Further research revealed other important figures connected to the trial, including Benjamin Franklin, who was in London representing American interests; the preacher and orator, John Wesley; and John Newton, the former slave ship captain turned minister who wrote the song “Amazing Grace” just six months after the landmark verdict.
According to Castle, “The inspiration for this play came from the realization that all great events are made up of a series of small decisions, which include the personal factors that make up an individual’s moral stance, triggered in this case by seeing the picture of Dido Belle Lindsay over Lord Mansfield’s mantel.

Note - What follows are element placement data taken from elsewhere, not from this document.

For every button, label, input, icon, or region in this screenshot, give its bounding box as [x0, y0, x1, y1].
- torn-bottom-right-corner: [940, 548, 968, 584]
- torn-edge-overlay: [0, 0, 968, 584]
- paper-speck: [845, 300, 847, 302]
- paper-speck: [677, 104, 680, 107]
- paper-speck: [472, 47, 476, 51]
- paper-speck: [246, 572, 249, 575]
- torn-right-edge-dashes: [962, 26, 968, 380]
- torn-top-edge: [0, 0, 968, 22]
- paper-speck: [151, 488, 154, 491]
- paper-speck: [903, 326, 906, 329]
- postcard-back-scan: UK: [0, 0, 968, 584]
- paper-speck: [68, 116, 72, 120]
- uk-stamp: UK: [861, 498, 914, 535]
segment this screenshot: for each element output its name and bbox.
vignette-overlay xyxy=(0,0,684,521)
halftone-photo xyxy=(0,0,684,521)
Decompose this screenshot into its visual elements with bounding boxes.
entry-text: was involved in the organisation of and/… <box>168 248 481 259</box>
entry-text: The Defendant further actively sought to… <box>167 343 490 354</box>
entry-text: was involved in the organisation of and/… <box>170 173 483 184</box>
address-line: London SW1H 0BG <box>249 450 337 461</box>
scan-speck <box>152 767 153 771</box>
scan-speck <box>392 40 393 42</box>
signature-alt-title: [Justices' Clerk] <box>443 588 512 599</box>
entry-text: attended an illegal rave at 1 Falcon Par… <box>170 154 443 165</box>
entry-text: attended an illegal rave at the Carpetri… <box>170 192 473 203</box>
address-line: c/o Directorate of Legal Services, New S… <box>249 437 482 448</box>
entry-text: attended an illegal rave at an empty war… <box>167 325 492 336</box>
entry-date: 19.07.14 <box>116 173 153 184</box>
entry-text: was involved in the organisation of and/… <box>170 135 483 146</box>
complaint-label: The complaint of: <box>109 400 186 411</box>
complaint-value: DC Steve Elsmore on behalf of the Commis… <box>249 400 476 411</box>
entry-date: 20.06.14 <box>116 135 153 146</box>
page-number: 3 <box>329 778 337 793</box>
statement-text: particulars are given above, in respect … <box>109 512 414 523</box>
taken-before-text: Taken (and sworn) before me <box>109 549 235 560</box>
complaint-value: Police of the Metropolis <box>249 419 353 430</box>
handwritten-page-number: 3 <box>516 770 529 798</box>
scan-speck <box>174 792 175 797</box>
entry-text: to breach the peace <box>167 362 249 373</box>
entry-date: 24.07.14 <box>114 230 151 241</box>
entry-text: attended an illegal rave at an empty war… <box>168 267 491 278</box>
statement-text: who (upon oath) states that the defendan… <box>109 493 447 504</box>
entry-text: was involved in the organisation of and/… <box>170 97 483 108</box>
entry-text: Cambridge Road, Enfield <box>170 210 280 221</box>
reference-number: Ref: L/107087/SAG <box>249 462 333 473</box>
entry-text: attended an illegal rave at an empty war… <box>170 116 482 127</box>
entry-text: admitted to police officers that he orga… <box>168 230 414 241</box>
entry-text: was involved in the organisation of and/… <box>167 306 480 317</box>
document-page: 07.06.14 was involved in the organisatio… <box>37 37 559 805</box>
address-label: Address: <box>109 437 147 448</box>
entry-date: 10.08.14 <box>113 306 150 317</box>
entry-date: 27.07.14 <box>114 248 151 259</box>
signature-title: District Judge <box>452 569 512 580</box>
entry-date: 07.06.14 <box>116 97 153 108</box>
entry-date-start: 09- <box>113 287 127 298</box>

I thought to myself, how did that personal relationship impact the enormous political and social decision he had to make?”
Castle recently heard from Westminster Hall in London that there will be a reading of his play Aug. 23, the UNESCO International Day of Remembrance of the Slave Trade. Neil Baverstock, yeoman usher, wrote Castle that "the three Keyholders to Westminster Hall (the Lord Great Chamberlain, the Speaker of the House of Commons and the Lord Speaker) have approved your request to conduct a reading of a section of your play about the court case of Crown vs. Knowles in Westminster Hall. . . . We might plan to display, alongside the reading, the commemorative quilt that was sewn for Parliament to mark the 200th anniversary of the abolition of the slave trade."
According to School of the Arts Dean Joe Hopkins, “To make the entire opportunity even better, Don Sandley, chair of the Department of Theatre and Dance, and Mark are working together to craft a plan whereby the play can be presented by the Samford students traveling from the Edinburgh Festival Fringe (where they will present The Curious Savage by John Patrick). Our students will stand in the Houses of Parliament and read a play about freedom from slavery and equal rights, written by our colleague Mark Castle.”
Castle is originally from England, where he attended drama school at the Arden School in Manchester and received a degree in drama from the University of Leeds. He holds the M.F.A. in theatre from the University of Memphis. He has directed and performed in plays internationally as well as in the Southeast.
“I hope that the experience of students reading a great true story in the actual location [in which] it took place will ground for them the idea that the work we do has significance,” said Castle, “not just in a fleeting, ephemeral way at the moment of performance, but that it is connected to the great stream of presentations that have influenced kings and commoners alike to moments of realization.”
Ashley Smith is marketing and communication coordinator for Samford’s School of the Arts.